BİR GEZGİNİN KOLEKSİYONU

Bir gezgin için seyahate çıkamamak korkunç bir şeydir. Ancak bazen şartlar uygun olmayabilir. Tıpkı şimdi olduğu gibi. Korona virüs salgınının devam ettiği bu günlerde bir nebze de olsa içimdeki gezme arzusunu yatıştırabildim. Seyahat koleksiyonum sayesinde yolculuğum devam ediyor, diyebilirim.

26 yılı aşkın bir süredir tek başına dünyayı geziyorum. Bugüne kadar 65 ülke 300 civarında şehir, kasaba gördüm. Keşfetmek arzusu ile çıktığım yollar dünyanın içinde bambaşka dünyalar olduğunu gösterdi bana.

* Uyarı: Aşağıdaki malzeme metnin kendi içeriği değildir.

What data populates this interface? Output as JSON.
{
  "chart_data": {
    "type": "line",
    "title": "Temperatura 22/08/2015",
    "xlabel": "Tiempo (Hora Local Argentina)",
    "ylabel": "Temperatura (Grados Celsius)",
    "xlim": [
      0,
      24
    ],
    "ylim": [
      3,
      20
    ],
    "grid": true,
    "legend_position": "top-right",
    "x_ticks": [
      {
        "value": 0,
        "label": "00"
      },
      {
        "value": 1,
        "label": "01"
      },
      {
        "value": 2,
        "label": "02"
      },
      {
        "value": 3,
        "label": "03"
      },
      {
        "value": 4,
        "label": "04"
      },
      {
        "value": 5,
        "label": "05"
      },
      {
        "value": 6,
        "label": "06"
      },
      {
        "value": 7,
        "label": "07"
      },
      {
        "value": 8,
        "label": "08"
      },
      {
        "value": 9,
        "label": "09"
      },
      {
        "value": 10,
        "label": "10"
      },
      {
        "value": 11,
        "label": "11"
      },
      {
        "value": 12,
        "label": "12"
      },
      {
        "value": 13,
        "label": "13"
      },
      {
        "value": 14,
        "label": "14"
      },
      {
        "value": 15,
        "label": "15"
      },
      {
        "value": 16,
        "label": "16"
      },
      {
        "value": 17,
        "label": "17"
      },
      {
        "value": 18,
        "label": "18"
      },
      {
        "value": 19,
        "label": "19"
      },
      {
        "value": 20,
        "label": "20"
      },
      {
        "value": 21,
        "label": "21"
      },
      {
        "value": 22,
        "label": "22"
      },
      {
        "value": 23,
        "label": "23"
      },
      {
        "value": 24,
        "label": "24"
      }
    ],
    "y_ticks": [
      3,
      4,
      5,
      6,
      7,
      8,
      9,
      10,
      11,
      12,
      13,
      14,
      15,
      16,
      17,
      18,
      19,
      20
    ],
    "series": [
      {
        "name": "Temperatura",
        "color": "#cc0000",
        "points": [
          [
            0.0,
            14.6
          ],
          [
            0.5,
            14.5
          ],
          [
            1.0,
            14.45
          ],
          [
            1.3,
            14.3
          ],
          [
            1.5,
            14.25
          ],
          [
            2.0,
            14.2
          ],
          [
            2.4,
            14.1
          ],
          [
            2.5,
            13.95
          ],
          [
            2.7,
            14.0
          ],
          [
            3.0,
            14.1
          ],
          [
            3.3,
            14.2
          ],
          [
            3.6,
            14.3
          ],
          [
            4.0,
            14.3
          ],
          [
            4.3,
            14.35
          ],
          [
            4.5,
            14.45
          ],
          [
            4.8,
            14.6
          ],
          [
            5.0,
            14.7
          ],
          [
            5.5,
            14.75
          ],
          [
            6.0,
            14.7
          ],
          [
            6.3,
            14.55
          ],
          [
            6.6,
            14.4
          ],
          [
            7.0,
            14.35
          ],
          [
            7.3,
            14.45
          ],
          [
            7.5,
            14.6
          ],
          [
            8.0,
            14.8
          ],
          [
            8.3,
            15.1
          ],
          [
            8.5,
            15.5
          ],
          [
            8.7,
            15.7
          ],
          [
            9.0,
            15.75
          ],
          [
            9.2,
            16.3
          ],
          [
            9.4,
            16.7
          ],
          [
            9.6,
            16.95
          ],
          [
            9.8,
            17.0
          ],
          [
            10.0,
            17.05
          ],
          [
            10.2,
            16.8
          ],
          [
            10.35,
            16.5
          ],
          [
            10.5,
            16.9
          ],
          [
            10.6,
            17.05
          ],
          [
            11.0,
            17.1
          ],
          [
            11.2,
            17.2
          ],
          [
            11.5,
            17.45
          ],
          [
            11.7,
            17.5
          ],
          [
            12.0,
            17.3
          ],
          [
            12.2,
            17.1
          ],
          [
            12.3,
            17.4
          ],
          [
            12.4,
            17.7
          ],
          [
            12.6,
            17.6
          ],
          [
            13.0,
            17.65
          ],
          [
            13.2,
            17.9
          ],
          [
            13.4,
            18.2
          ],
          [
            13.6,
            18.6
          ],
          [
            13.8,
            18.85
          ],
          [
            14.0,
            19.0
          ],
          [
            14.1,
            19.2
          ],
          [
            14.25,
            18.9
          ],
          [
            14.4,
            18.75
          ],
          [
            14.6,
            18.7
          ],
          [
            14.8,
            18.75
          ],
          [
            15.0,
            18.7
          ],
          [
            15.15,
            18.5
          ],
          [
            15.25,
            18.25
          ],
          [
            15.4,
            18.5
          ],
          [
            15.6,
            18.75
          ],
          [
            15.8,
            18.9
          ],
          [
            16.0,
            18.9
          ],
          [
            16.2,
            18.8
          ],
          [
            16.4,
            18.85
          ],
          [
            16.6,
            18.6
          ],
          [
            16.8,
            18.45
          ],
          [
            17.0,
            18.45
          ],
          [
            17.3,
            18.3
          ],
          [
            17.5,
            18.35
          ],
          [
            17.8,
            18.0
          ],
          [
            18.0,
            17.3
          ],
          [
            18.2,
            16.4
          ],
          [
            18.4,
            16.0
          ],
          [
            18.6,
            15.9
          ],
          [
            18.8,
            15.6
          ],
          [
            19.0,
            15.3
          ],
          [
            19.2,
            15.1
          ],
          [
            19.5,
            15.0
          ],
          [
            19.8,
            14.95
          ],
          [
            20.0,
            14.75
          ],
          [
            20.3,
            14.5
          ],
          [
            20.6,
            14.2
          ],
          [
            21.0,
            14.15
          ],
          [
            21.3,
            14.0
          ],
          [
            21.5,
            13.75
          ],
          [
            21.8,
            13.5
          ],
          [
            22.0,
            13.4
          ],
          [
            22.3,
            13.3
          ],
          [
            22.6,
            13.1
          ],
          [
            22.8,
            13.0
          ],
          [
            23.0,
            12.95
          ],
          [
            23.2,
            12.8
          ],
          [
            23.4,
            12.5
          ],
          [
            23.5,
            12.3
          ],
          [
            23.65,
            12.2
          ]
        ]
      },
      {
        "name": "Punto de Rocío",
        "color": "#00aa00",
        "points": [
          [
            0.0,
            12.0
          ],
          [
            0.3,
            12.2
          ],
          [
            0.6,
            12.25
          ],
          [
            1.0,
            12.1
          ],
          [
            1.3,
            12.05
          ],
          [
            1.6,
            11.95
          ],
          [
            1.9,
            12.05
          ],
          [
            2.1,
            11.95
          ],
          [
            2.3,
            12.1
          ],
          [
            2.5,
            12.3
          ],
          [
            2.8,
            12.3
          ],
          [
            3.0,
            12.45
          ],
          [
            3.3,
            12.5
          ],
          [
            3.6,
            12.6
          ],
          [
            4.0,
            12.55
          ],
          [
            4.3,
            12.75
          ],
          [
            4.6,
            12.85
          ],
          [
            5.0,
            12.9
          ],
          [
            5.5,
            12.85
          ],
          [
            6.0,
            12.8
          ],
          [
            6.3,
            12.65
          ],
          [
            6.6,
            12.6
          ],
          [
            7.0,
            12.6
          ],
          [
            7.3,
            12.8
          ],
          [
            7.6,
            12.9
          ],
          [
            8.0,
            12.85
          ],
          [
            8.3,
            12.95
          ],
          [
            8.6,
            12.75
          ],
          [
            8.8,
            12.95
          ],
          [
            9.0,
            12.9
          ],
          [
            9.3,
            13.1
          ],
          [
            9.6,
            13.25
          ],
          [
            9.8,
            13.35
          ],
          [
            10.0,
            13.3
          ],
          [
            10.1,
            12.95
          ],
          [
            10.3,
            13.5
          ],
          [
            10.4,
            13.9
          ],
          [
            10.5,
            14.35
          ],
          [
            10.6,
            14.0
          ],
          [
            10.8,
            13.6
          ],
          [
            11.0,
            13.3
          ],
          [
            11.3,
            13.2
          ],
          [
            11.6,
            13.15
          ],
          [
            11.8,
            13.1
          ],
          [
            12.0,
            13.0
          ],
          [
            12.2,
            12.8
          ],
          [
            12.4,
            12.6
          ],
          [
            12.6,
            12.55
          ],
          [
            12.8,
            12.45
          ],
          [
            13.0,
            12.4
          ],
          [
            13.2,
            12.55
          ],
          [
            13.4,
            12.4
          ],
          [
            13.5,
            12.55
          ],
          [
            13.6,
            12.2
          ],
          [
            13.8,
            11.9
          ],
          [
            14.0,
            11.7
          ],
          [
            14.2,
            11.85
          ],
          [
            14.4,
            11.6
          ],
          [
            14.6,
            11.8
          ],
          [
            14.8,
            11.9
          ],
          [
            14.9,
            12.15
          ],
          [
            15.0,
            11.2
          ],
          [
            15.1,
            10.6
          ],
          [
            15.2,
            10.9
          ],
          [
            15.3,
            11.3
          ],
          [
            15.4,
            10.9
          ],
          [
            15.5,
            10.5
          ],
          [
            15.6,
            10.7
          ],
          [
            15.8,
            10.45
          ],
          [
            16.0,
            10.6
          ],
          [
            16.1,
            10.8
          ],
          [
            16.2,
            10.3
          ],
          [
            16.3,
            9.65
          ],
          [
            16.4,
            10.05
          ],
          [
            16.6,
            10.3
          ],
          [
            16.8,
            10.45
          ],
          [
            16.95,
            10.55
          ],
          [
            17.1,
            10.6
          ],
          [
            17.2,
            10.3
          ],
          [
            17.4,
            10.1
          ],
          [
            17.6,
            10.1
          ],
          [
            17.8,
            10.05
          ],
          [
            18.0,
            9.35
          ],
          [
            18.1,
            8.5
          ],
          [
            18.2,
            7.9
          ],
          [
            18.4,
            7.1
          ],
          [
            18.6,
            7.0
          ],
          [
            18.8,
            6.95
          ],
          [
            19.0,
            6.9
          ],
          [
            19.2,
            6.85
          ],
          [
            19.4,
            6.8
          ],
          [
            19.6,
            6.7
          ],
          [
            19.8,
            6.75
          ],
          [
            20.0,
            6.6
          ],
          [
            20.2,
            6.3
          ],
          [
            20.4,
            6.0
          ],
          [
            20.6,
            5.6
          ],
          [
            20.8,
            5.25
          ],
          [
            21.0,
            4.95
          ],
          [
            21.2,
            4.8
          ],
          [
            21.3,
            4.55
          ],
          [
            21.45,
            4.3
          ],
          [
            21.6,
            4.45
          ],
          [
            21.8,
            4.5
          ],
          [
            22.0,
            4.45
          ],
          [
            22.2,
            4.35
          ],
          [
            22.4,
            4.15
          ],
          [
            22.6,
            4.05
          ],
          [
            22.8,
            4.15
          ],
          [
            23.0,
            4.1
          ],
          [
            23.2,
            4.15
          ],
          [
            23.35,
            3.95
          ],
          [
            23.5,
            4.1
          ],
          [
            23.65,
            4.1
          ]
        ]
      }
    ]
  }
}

 Sadece gezmekle, güzel anılar biriktirmekle kalmadım, fotoğraf çektim, resim yaptım, yazılar, kitaplar yazdım. Evim yıllar içinde bana büyük mutluluk veren, dünyanın her köşesindeki serüvenlerimi hatırlatan nesnelerle doldu.

Herkes kişisel koleksiyonunu oluşturabilir. Anlamlı anılarımızı bir araya getirmenin, kaybolmasını önlemenin en iyi yoludur koleksiyon yapmak. Seyahat koleksiyonunun ise farklı bir özelliği vardır: Bir kez gittiğiniz yerleri binlerce kez yaşamanızı sağlar.

Gezginliğe ilk adımı attığım Londra’da hastabakıcılık yaparken kazandığım parayla aldığım İngiliz porseleni tabağımı hala saklarım. Ona baktığımda yabancı bir ülkede ailemden uzak geçirdiğim zor ancak bir o kadar hoş anılarla dolu günlerim aklıma gelir.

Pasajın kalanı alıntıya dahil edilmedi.